The presentation said ComSoc’s projected available funds for the entire year is $215,690, which is funded in part by the mandatory student fee of $55 and an additional optional $15 student fee.

The ComSoc finance department is responsible for overseeing the financials of over 70 stakeholders, including internal and external entities ratified under ComSoc, according to the presentation.

The presentation proposed possible solutions like raising awareness about funding opportunities and granting loans that will benefit the greater student body.

“ComSoc is not immune to current marketplace financial uncertainty, and we are working diligently to minimize risk by ensuring clubs operate effectively and efficiently,” ComSoc executive team RMK said in an email statement to The Journal.

The team said they’re “confident” in supporting all of ComSoc’s clubs and have a “strong” financial position.

“We are grateful for all leaders' patience, dedication, and openness in working collaboratively to reach creative solutions... we continue to work with clubs to ensure financial stability,” team RMK said.

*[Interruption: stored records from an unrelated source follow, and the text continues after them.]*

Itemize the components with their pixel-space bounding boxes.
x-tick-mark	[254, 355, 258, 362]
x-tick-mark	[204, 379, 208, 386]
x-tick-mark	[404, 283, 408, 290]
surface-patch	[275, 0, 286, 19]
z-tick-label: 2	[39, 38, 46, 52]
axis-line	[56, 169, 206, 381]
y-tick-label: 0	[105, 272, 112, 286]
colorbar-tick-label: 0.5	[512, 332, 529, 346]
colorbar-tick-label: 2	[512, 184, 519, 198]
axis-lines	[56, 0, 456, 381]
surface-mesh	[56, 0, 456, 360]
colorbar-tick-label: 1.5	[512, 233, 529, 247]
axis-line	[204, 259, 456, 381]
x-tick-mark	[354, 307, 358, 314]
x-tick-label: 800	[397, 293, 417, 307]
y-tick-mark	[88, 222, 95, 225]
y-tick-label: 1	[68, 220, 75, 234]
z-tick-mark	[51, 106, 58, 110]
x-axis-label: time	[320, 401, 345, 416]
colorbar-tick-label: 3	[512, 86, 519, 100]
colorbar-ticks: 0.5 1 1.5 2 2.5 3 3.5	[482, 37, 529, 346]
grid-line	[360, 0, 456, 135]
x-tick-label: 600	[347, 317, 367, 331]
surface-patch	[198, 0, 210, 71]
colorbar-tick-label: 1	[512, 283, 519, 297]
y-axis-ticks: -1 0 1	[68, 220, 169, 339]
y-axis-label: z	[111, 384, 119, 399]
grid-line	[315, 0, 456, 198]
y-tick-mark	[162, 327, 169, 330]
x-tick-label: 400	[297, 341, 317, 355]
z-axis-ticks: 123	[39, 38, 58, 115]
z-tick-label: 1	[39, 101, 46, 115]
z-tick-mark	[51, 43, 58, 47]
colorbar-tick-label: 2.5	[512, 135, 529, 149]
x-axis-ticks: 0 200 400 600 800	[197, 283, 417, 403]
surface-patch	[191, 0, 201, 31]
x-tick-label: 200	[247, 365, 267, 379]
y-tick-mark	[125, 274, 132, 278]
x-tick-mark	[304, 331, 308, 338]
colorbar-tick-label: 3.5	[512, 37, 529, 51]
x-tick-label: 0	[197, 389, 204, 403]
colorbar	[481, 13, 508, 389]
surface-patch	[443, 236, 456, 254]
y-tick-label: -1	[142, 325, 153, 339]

ComSoc clubs such as Queen’s Technology & Media Association (QTMA) were among clubs planning to host more in-person events this fall, Mahir Hamid, QTMA co-chair, said in an email statement to The Journal. 

QTMA has an internal product development team launching four software products with a “leaner” budget and plans to host more external events.

The club was “denied” funding in several areas with the ComSoc finance team giving thorough reasoning and applying a consistent policy to all clubs, according to Hamid.

“Nevertheless, we’re extremely grateful for their generosity and help throughout this unprecedented year and can’t wait to use our budget to good use.”

Getting sponsorship this year is challenging for some ComSoc clubs, according to Hunter MacKinnon, co-chair of Queen’s Entrepreneurs’ Competition (QEC).

Companies are tightening policies around money and are less likely to “hand [it] out,” making it difficult for clubs to secure sponsorship deals.

“When talking to long-term sponsors, [they say] it’s not as easy to spend this year. Money’s tight all around the world,” he said in an interview with The Journal.